The byzantine mind wants to assert that the world is like our representation in that it has an intrinsic flatness, and the Quattrocento mind wants to assert that our representations can be more like the world.

This means that the byzantine mind is about flattening, and about the abstraction, where as the Quattrocento mind is about the thing gazed at. This means that the social purpose is also different. The Quattrocento mind, and the minds we are trying to create in second life, are the minds which see the person who is behind the creation, as opposed to the byzantine mind, which wants to see the creation that is behind the person.
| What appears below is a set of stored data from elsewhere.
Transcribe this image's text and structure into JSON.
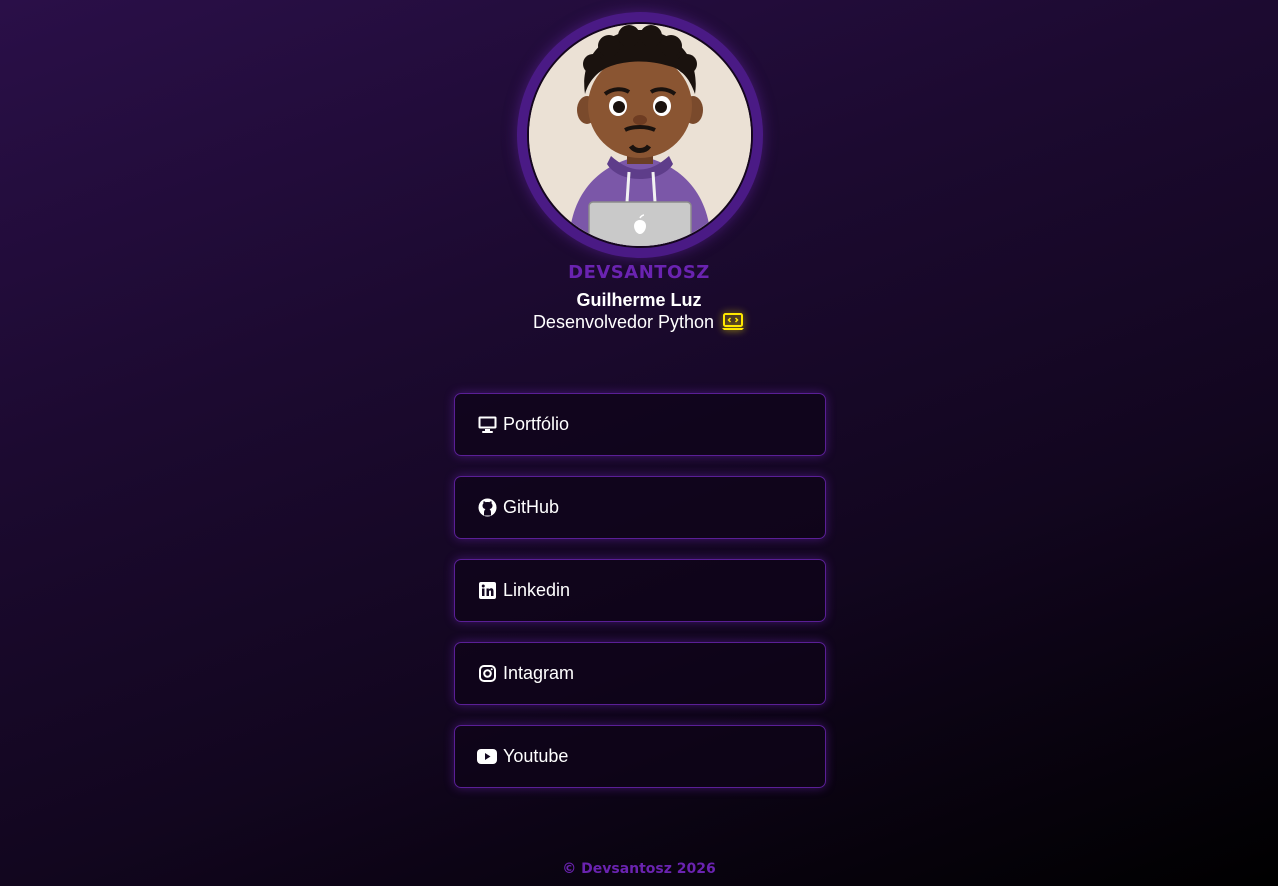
{
  "profile": {
    "handle": "DEVSANTOSZ",
    "name": "Guilherme Luz",
    "role": "Desenvolvedor Python",
    "role_icon": "laptop-code-icon",
    "avatar": "cartoon-developer-avatar"
  },
  "links": [
    {
      "label": "Portfólio",
      "icon": "desktop-icon"
    },
    {
      "label": "GitHub",
      "icon": "github-icon"
    },
    {
      "label": "Linkedin",
      "icon": "linkedin-icon"
    },
    {
      "label": "Intagram",
      "icon": "instagram-icon"
    },
    {
      "label": "Youtube",
      "icon": "youtube-icon"
    }
  ],
  "footer": {
    "text": "© Devsantosz 2026"
  },
  "colors": {
    "accent": "#6a23b0",
    "border": "#5a1f96",
    "highlight": "#ffe800"
  }
}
So we have in sl, a renaissance mental society at work, trying to make things that show the reality of the people behind them. We judge things with ideas and systems that would have been familiar to early humanists, because, like them, we are struggling to give birth to a different place, where people, not abstractions are central. We have many of the same problems in creating a round representation with flat tools, which are the reverse of Web 1.0, which wanted to flatten messy round experience into web "pages."


  1. Nice thoughtful post, thank you!

    I remember reading a passage of some early XXth century author, and reading of someone sitting "in his shirtsleeves, drinking from a saucer" I was sure I was supposed to draw some social conclusion from that, but I hadn't the foggiest idea what it was...

  2. Reference to a person of poor manners, in England a reference to people from the north. The idea was to pour coffee or tea into a saucer to let it cool a bit. It was considered bad manners, and something only country would do.